Alıp da okumadığımız kitaplar var bir de... Buradan onları teselli etmek için ne söylemek istersiniz?
Toplayıcı yanımın “tarihçiliktir” diye üstünü örtmeye çalışıyorum, ama her kitap okunmalı diye bir kaide de yok, ama hiç beklemediğiniz zamanlarda beklemediğiniz kitaplar “arka çıkıcılık” yapabiliyor. Her kitabın bir kaderi, bir yolu vardır, belki her kitap o “doğru anı” bekliyor. Sahaflar kitabın öyle saymaya gelmeyeceğini bilir.
8.
“Bunların hepsini okudun mu?” sorusunu hangi cevap ya da cevaplarla karşılıyorsunuz?

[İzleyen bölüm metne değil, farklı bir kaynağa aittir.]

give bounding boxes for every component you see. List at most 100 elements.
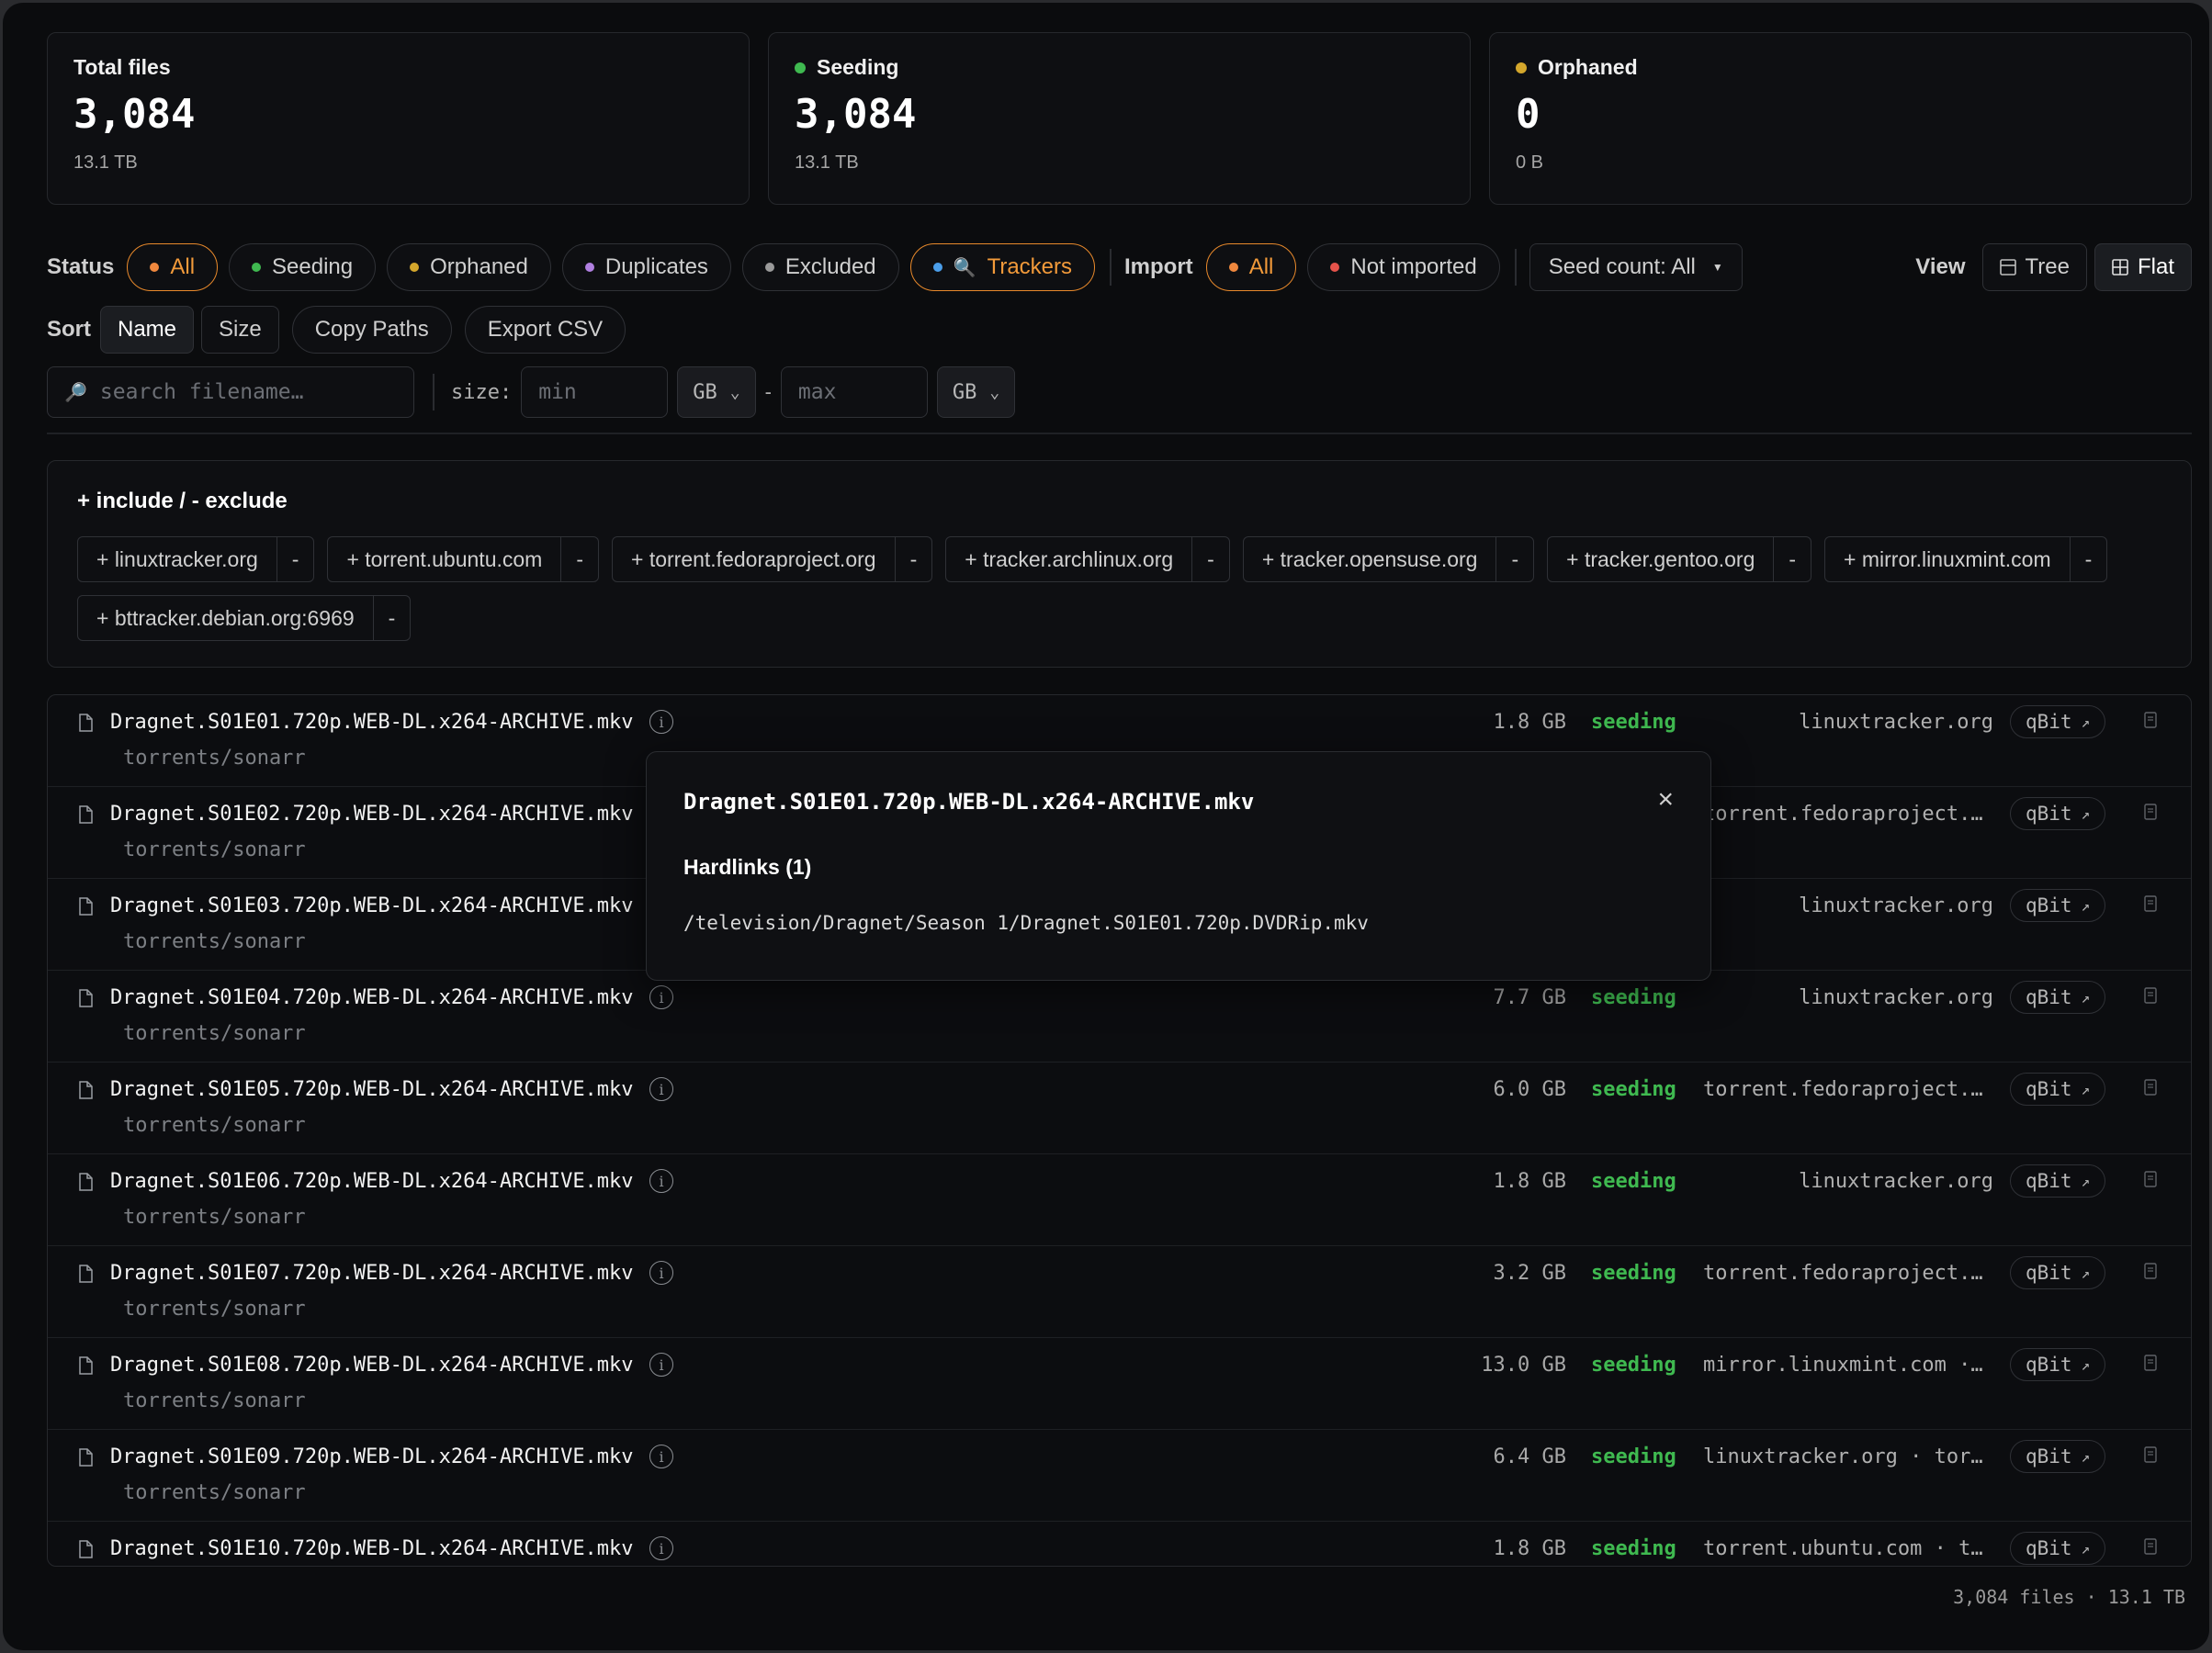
file-size: 1.8 GB xyxy=(1493,1537,1566,1560)
sort-size-button[interactable]: Size xyxy=(201,306,279,354)
qbit-link-button[interactable]: qBit ↗ xyxy=(2010,797,2106,830)
filter-import-not-imported[interactable]: Not imported xyxy=(1307,243,1500,291)
file-icon xyxy=(79,714,93,732)
info-icon[interactable]: i xyxy=(649,710,673,734)
copy-icon[interactable] xyxy=(2144,1538,2157,1555)
qbit-link-button[interactable]: qBit ↗ xyxy=(2010,1532,2106,1565)
filter-import-all[interactable]: All xyxy=(1205,243,1297,291)
status-dot-icon xyxy=(1330,263,1340,272)
qbit-link-button[interactable]: qBit ↗ xyxy=(2010,705,2106,738)
tracker-panel-title: + include / - exclude xyxy=(77,489,288,513)
close-icon[interactable]: × xyxy=(1657,786,1674,814)
stat-value: 3,084 xyxy=(73,91,196,138)
file-size: 6.4 GB xyxy=(1493,1445,1566,1468)
file-name: Dragnet.S01E04.720p.WEB-DL.x264-ARCHIVE.… xyxy=(110,986,634,1009)
size-min-input[interactable]: min xyxy=(521,366,669,418)
sort-name-button[interactable]: Name xyxy=(100,306,195,354)
tracker-include-button[interactable]: + torrent.fedoraproject.org xyxy=(613,537,895,581)
stat-cards: Total files 3,084 13.1 TB Seeding 3,084 … xyxy=(47,32,2192,205)
file-trackers: linuxtracker.org xyxy=(1799,711,1993,734)
copy-icon[interactable] xyxy=(2144,895,2157,912)
file-trackers: torrent.fedoraproject.o… xyxy=(1703,1262,1993,1285)
search-input[interactable]: 🔎 search filename… xyxy=(47,366,414,418)
copy-icon[interactable] xyxy=(2144,1171,2157,1187)
qbit-link-button[interactable]: qBit ↗ xyxy=(2010,1164,2106,1198)
info-icon[interactable]: i xyxy=(649,985,673,1009)
copy-icon[interactable] xyxy=(2144,987,2157,1004)
copy-icon[interactable] xyxy=(2144,712,2157,728)
external-link-icon: ↗ xyxy=(2081,1172,2091,1190)
copy-icon[interactable] xyxy=(2144,1263,2157,1279)
tracker-exclude-button[interactable]: - xyxy=(1495,537,1533,581)
size-min-unit-select[interactable]: GB ⌄ xyxy=(677,366,756,418)
tracker-exclude-button[interactable]: - xyxy=(276,537,314,581)
file-trackers: torrent.fedoraproject.o… xyxy=(1703,1078,1993,1101)
tracker-chip: + bttracker.debian.org:6969- xyxy=(77,595,412,641)
filter-status-duplicates[interactable]: Duplicates xyxy=(561,243,731,291)
tracker-chip: + tracker.opensuse.org - xyxy=(1242,536,1535,582)
chevron-down-icon: ⌄ xyxy=(729,382,740,402)
file-row[interactable]: Dragnet.S01E07.720p.WEB-DL.x264-ARCHIVE.… xyxy=(48,1246,2191,1338)
tracker-filter-panel: + include / - exclude + linuxtracker.org… xyxy=(47,460,2192,668)
info-icon[interactable]: i xyxy=(649,1169,673,1193)
file-icon xyxy=(79,1173,93,1191)
copy-icon[interactable] xyxy=(2144,1446,2157,1463)
qbit-link-button[interactable]: qBit ↗ xyxy=(2010,1348,2106,1381)
tracker-include-button[interactable]: + mirror.linuxmint.com xyxy=(1825,537,2070,581)
status-badge: seeding xyxy=(1591,1537,1676,1560)
tracker-include-button[interactable]: + torrent.ubuntu.com xyxy=(328,537,560,581)
copy-icon[interactable] xyxy=(2144,1355,2157,1371)
tracker-exclude-button[interactable]: - xyxy=(894,537,932,581)
tracker-chip: + linuxtracker.org - xyxy=(77,536,315,582)
tracker-exclude-button[interactable]: - xyxy=(1191,537,1229,581)
qbit-link-button[interactable]: qBit ↗ xyxy=(2010,1073,2106,1106)
file-row[interactable]: Dragnet.S01E10.720p.WEB-DL.x264-ARCHIVE.… xyxy=(48,1522,2191,1566)
export-csv-button[interactable]: Export CSV xyxy=(464,306,626,354)
size-max-unit-select[interactable]: GB ⌄ xyxy=(936,366,1016,418)
tracker-include-button[interactable]: + tracker.opensuse.org xyxy=(1244,537,1496,581)
filter-status-seeding[interactable]: Seeding xyxy=(229,243,377,291)
copy-paths-button[interactable]: Copy Paths xyxy=(291,306,452,354)
copy-icon[interactable] xyxy=(2144,804,2157,820)
tracker-include-button[interactable]: + linuxtracker.org xyxy=(78,537,276,581)
file-row[interactable]: Dragnet.S01E05.720p.WEB-DL.x264-ARCHIVE.… xyxy=(48,1063,2191,1154)
file-row[interactable]: Dragnet.S01E04.720p.WEB-DL.x264-ARCHIVE.… xyxy=(48,971,2191,1063)
view-flat-button[interactable]: Flat xyxy=(2094,243,2192,291)
tracker-chip: + torrent.ubuntu.com - xyxy=(327,536,599,582)
tracker-exclude-button[interactable]: - xyxy=(2069,537,2107,581)
tracker-exclude-button[interactable]: - xyxy=(1773,537,1811,581)
tracker-exclude-button[interactable]: - xyxy=(560,537,598,581)
range-dash: - xyxy=(764,380,772,403)
external-link-icon: ↗ xyxy=(2081,1447,2091,1466)
size-max-input[interactable]: max xyxy=(780,366,928,418)
info-icon[interactable]: i xyxy=(649,1445,673,1468)
sort-label: Sort xyxy=(47,317,91,342)
filter-status-all[interactable]: All xyxy=(127,243,219,291)
filter-status-excluded[interactable]: Excluded xyxy=(741,243,899,291)
grid-icon xyxy=(2112,259,2128,276)
tracker-include-button[interactable]: + bttracker.debian.org:6969 xyxy=(78,596,373,640)
info-icon[interactable]: i xyxy=(649,1077,673,1101)
tracker-include-button[interactable]: + tracker.gentoo.org xyxy=(1548,537,1773,581)
status-badge: seeding xyxy=(1591,1078,1676,1101)
filter-status-orphaned[interactable]: Orphaned xyxy=(387,243,551,291)
info-icon[interactable]: i xyxy=(649,1353,673,1377)
info-icon[interactable]: i xyxy=(649,1261,673,1285)
tracker-include-button[interactable]: + tracker.archlinux.org xyxy=(946,537,1191,581)
qbit-link-button[interactable]: qBit ↗ xyxy=(2010,1440,2106,1473)
tracker-exclude-button[interactable]: - xyxy=(372,596,411,640)
file-name: Dragnet.S01E10.720p.WEB-DL.x264-ARCHIVE.… xyxy=(110,1537,634,1560)
qbit-link-button[interactable]: qBit ↗ xyxy=(2010,981,2106,1014)
file-row[interactable]: Dragnet.S01E06.720p.WEB-DL.x264-ARCHIVE.… xyxy=(48,1154,2191,1246)
filter-status-trackers[interactable]: 🔍 Trackers xyxy=(909,243,1096,291)
qbit-link-button[interactable]: qBit ↗ xyxy=(2010,889,2106,922)
copy-icon[interactable] xyxy=(2144,1079,2157,1096)
file-row[interactable]: Dragnet.S01E08.720p.WEB-DL.x264-ARCHIVE.… xyxy=(48,1338,2191,1430)
info-icon[interactable]: i xyxy=(649,1536,673,1560)
view-tree-button[interactable]: Tree xyxy=(1981,243,2087,291)
import-filter-label: Import xyxy=(1124,254,1193,279)
qbit-link-button[interactable]: qBit ↗ xyxy=(2010,1256,2106,1289)
file-row[interactable]: Dragnet.S01E09.720p.WEB-DL.x264-ARCHIVE.… xyxy=(48,1430,2191,1522)
seed-count-dropdown[interactable]: Seed count: All ▼ xyxy=(1529,243,1743,291)
tracker-chip: + torrent.fedoraproject.org - xyxy=(612,536,933,582)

Çok yakın arkadaşlarımın bile sorduğu bir soru, ne diyeceğimi bilemiyorum. İçimden “baltayı taşa vurdun, mal mısın sen” demek geliyor. Anatole France’ın kitapları porselen yemek takımlarına benzettiğini hatırlıyorum, tüm yemek takımlarını aynı anda ve hep kullanamazsınız değil mi? Özel günlere saklanırlar.
9.
Iskalandığını düşündüğünüz yerli yazarlar kimlerdir?
İyi bir roman okuru olduğum söylenemez, daha fazla roman okumak istiyorum. Uzun metinler. Okumadıklarım: Peride Celal, Kerime Nadir, Nezihe Muhiddin ve Suat Derviş. Ayrıca Vartan Paşa, Nahid Sırrı Örik ve Reşat Enis. Selim İleri. Yaşar Kemal okumak istiyorum doya doya.
10.
3 de film önerisi isteyerek bitirelim!
Toplayıcı-biriktiriciler hakkında Agnès Varda’nın bir filmi var Les glaneurs et la glaneuse, eşsiz bir film. Çöp sana bir ihtimaller ağı sunar, biriktirmek sana kalmıştır. Bir de Pelin Esmer’in 11’e 10 Kala’sı, aklıma şimdilik bu ikisi geldi.